Issues about training with multi-gpus

fyb99 commented 1 month ago

Hi, dear siyi, appreciate it a lot for your solid work. I have a question when trasnferring your code to other datasets. Does your code supports training with multi-gpus, when I try to use 2 gpus, the program seems to be stuck.

siyi-wind commented 1 month ago

Hi, thanks for the interest to our paper. Yes, our code supports multiple gpus. Did you use the same environment as mentioned in the README? Can you share the error message?

fyb99 commented 1 month ago

Yes, I use the same environment. I use the command 'CUDA_VISIBLE_DEVICES=6,7 python -u run.py --config-name config_mydataset_TIP exp_name=pretrain'

The progress is stuck after printing the model architecture, full printing information is listed below,

Using TIP3Loss GPU available: True, used: True TPU available: False, using: 0 TPU cores IPU available: False, using: 0 IPUs HPU available: False, using: 0 HPUs `Trainer(limit_train_batches=1.0)` was configured so 100% of the batches per epoch will be used.. `Trainer(limit_val_batches=1.0)` was configured so 100% of the batches will be used.. Global seed set to 2022 Initializing distributed: GLOBAL_RANK: 0, MEMBER: 1/2 Global seed set to 2022 Initializing distributed: GLOBAL_RANK: 1, MEMBER: 2/2

distributed_backend=nccl All distributed processes registered. Starting with 2 processes

/mnt/data2/xx/anaconda3/envs/tip/lib/python3.9/site-packages/pytorch_lightning/trainer/configuration_validator.py:364: LightningDeprecationWarning: SSLOnlineEvaluator.on_load_checkpoint will change its signature and behavior in v1.8. If you wish to load the state of the callback, use load_state_dict instead. In v1.8 on_load_checkpoint(..., checkpoint) will receive the entire loaded checkpoint dictionary instead of callback state. rank_zero_deprecation(

siyi-wind commented 1 month ago

Hi, what kind of gpus are you using? Do your gpus support the DDP training?

I've rerun my code and make sure it can support multiple GPUs. Could you use some Debug tools to see where the stucking position is?

fyb99 commented 1 month ago

Actually, I am using A6000 with the progress. It supports DDP.

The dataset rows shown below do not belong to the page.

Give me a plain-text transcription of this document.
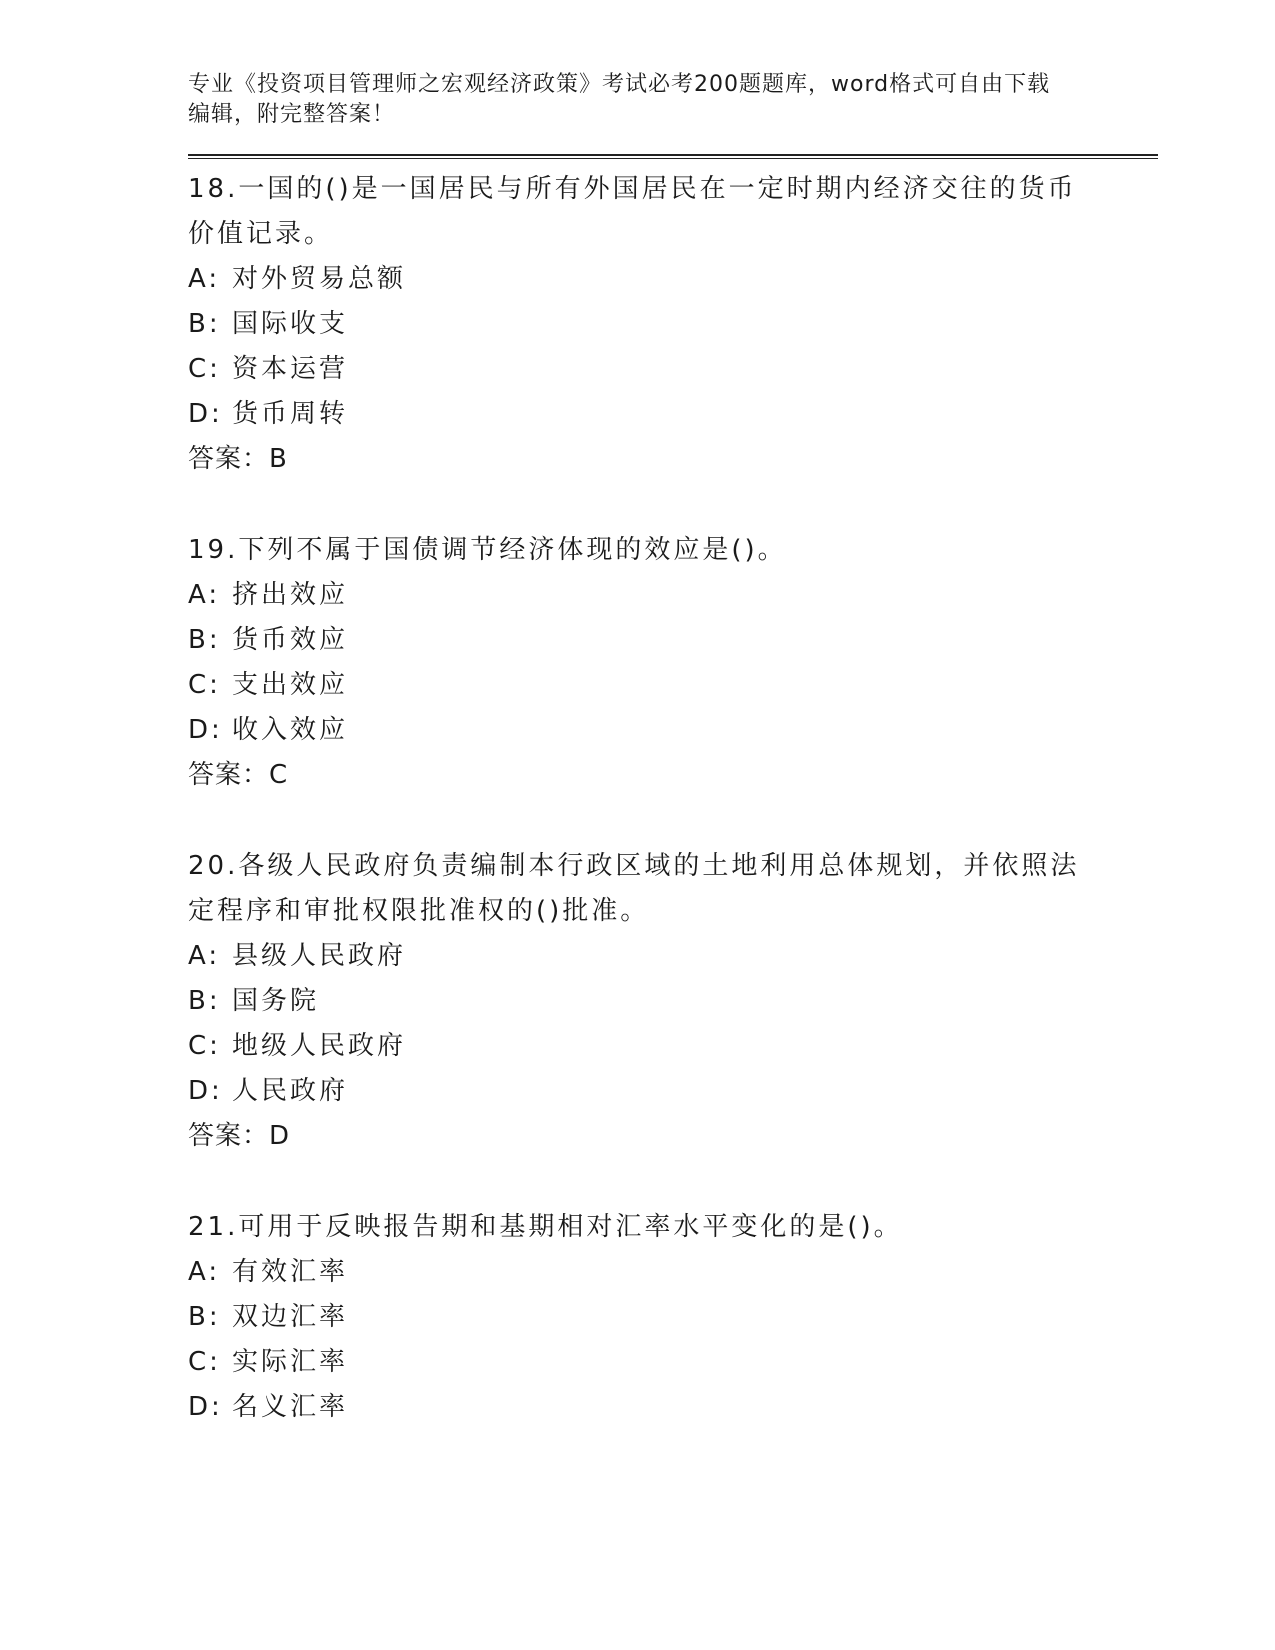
专业《投资项目管理师之宏观经济政策》考试必考200题题库，word格式可自由下载编辑，附完整答案！
18.一国的()是一国居民与所有外国居民在一定时期内经济交往的货币价值记录。
A: 对外贸易总额
B: 国际收支
C: 资本运营
D: 货币周转
答案：B
19.下列不属于国债调节经济体现的效应是()。
A: 挤出效应
B: 货币效应
C: 支出效应
D: 收入效应
答案：C
20.各级人民政府负责编制本行政区域的土地利用总体规划，并依照法定程序和审批权限批准权的()批准。
A: 县级人民政府
B: 国务院
C: 地级人民政府
D: 人民政府
答案：D
21.可用于反映报告期和基期相对汇率水平变化的是()。
A: 有效汇率
B: 双边汇率
C: 实际汇率
D: 名义汇率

After debugging, I find the code is stucking with the trainer definition '' trainer = Trainer.from_argparse_args(hparams, gpus=cuda.device_count(), callbacks=callbacks, logger=wandb_logger, max_epochs=hparams.max_epochs, check_val_every_n_epoch=hparams.check_val_every_n_epoch, limit_train_batches=hparams.limit_train_batches, limit_val_batches=hparams.limit_val_batches, enable_progress_bar=hparams.enable_progress_bar,)''

If I add parameter strategy='dp' to the function, like trainer = Trainer.from_argparse_args(hparams, gpus=cuda.device_count(), callbacks=callbacks, logger=wandb_logger, max_epochs=hparams.max_epochs, check_val_every_n_epoch=hparams.check_val_every_n_epoch, limit_train_batches=hparams.limit_train_batches, limit_val_batches=hparams.limit_val_batches, enable_progress_bar=hparams.enable_progress_bar, strategy='dp'), it can successfully run to the training stage. But the progress bar is stucking like the attached plot.

If I add parameter strategy='ddp', it raises another problem.

I guess the environment is same with your project, since I install it from the yaml file.

WX20241023-141258

siyi-wind commented 1 month ago

Hi, I guess this might because the unknown issue of pytorch-lightning. You could try to upgrade its version. Besides, have you reproduced MMCL? We used the same environment, but I utilized Albumentation to accelerate the training process.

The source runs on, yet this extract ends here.